E houve contemporâneos de Debord que também desmontaram esta confluência. No mesmo ano, o seu cúmplice e depois, talvez, o seu maior rival, Raoul Vaneigem, publicou “A Arte de Viver Para as Novas Gerações”, um ensaio escrito num registo mais directo, mais humano e mais propagandista: “Consumir é ser consumido pela inautenticidade, alimentando a aparência em favor do espectáculo e às custas da verdadeira vida. O consumidor morre onde se agarra porque se agarra a coisas mortas: a mercadorias, a papéis…”
As duas obras assinalavam as bandeiras da Internacional Situacionista, e no ano a seguir à sua publicação o movimento viveu o seu momento de glória com o Maio de 1968, a revolta estudantil em França que realmente desafiou a ordem social, com uma série de ocupações que começaram pelas universidades e contagiaram os trabalhadores. Houve uma greve geral que contou com a participação de 10 milhões de trabalhadores. O governo e as uniões sindicais chegaram a um acordo mas nenhum trabalhador voltou ao trabalho. A greve terminou somente quando De Gaulle colocou as forças armadas nas ruas de Paris.
Debord vomitaria na cara dos nossos comentadores que enchem os canais no sinal constante para defender a condição fluente de um discurso que mata toda a crítica de relevo. Eles representam, no mais alto grau, aquilo que Debord analisou, radicalizando alguns aspectos do que é ainda actual na teoria marxista, mas indo para além dela, e que constitui talvez a sua “lição” mais importante: o principal factor de alienação consiste no processo que nos desapropria e aliena da linguagem.

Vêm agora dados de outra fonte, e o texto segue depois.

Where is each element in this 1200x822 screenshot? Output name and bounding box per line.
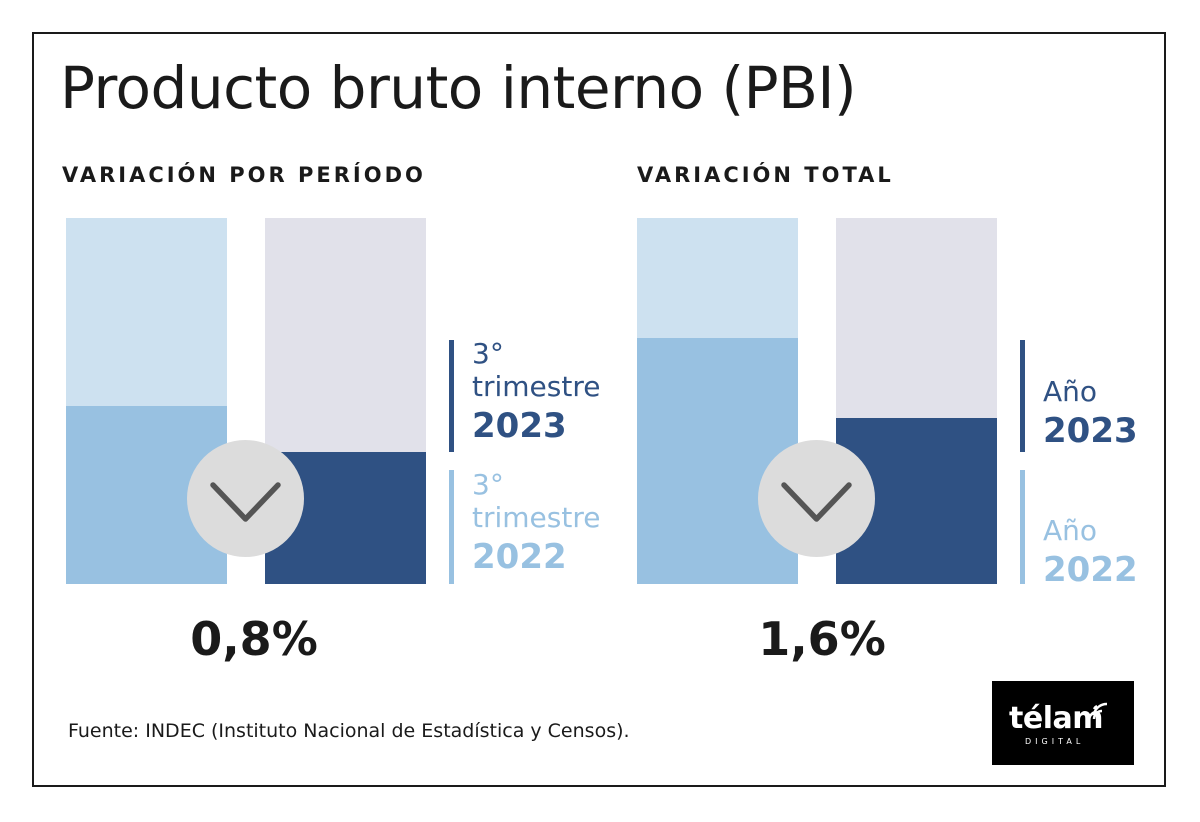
legend-2022-total: Año 2022 [1043,514,1138,593]
bar-2023-period [265,218,426,584]
logo-wordmark: télam [1009,701,1103,736]
chevron-down-icon [187,440,304,557]
signal-icon [1092,702,1108,720]
legend-rule-2023-total [1020,340,1025,452]
legend-2023-total: Año 2023 [1043,375,1138,454]
variation-value-period: 0,8% [190,612,318,666]
legend-2023-period: 3° trimestre 2023 [472,337,622,449]
legend-label: 3° trimestre [472,468,601,534]
legend-year: 2022 [472,537,567,577]
legend-year: 2022 [1043,550,1138,590]
section-title-period: VARIACIÓN POR PERÍODO [62,163,426,187]
section-title-total: VARIACIÓN TOTAL [637,163,894,187]
legend-year: 2023 [1043,411,1138,451]
legend-label: 3° trimestre [472,337,601,403]
telam-logo: télam DIGITAL [992,681,1134,765]
legend-rule-2022-total [1020,470,1025,584]
legend-rule-2022-period [449,470,454,584]
variation-value-total: 1,6% [758,612,886,666]
logo-subtitle: DIGITAL [1025,737,1085,746]
legend-rule-2023-period [449,340,454,452]
legend-year: 2023 [472,406,567,446]
legend-label: Año [1043,375,1098,408]
legend-label: Año [1043,514,1098,547]
page-title: Producto bruto interno (PBI) [60,54,857,122]
legend-2022-period: 3° trimestre 2022 [472,468,622,580]
infographic-frame [32,32,1166,787]
chevron-down-icon [758,440,875,557]
source-note: Fuente: INDEC (Instituto Nacional de Est… [68,720,630,742]
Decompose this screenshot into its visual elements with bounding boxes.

Debord passou os seus últimos anos retirado no centro rural da França, na aldeia de Champot (Auvérnia), e em Novembro de 1994, aos 62 anos, pôs fim à vida com um tiro no coração. A sua guerra contra o espectáculo passou por uma série de manobras tácticas, “a construção de situações”, cujo principal objectivo era expor ao ridículo os seus inimigos. E cultivou-os como ninguém. Há toda uma novela de contornos em que é difícil estabelecer a fronteira entre a realidade e os rumores, o conjunto de mitos que fizeram de Debord um dos personagens mais fascinantes da história moderna. Depois dos eventos do Maio de 1968, há relatos sobre o seu envolvimento em acções terroristas em Itália e até no assassinato de alguns dos seus antigos cúmplices. Durante mais de uma década foi mantido sob vigilância pelos serviços secretos franceses, e, se a sua vida pública nunca se dissociou das suas intenções revolucionárias, o exílio que se impunha era muitas vezes perdido com travessias alcoólicas. Mas se tinha inimigos mortais, não deixou nunca de ser dos homens mais admirados entre a elite artística e os círculos dos negócios e da política franceses.
Após o suicídio, o romancista Philippe Sollers, uma das figuras centrais na cena intelectual parisiense, afirmou no “Lebération” que a bala no coração tinha “uma importância revolucionária”. Segundo ele, para Debord o suicídio era a forma mais pura de crítica do “espectáculo”. Outros defenderam que passou os últimos anos deprimido por ter chegado à conclusão de que os seus escritos tinham deixado de ser um alerta, um apelo revolucionário, e se tinham tornado uma descrição precisa da vida moderna.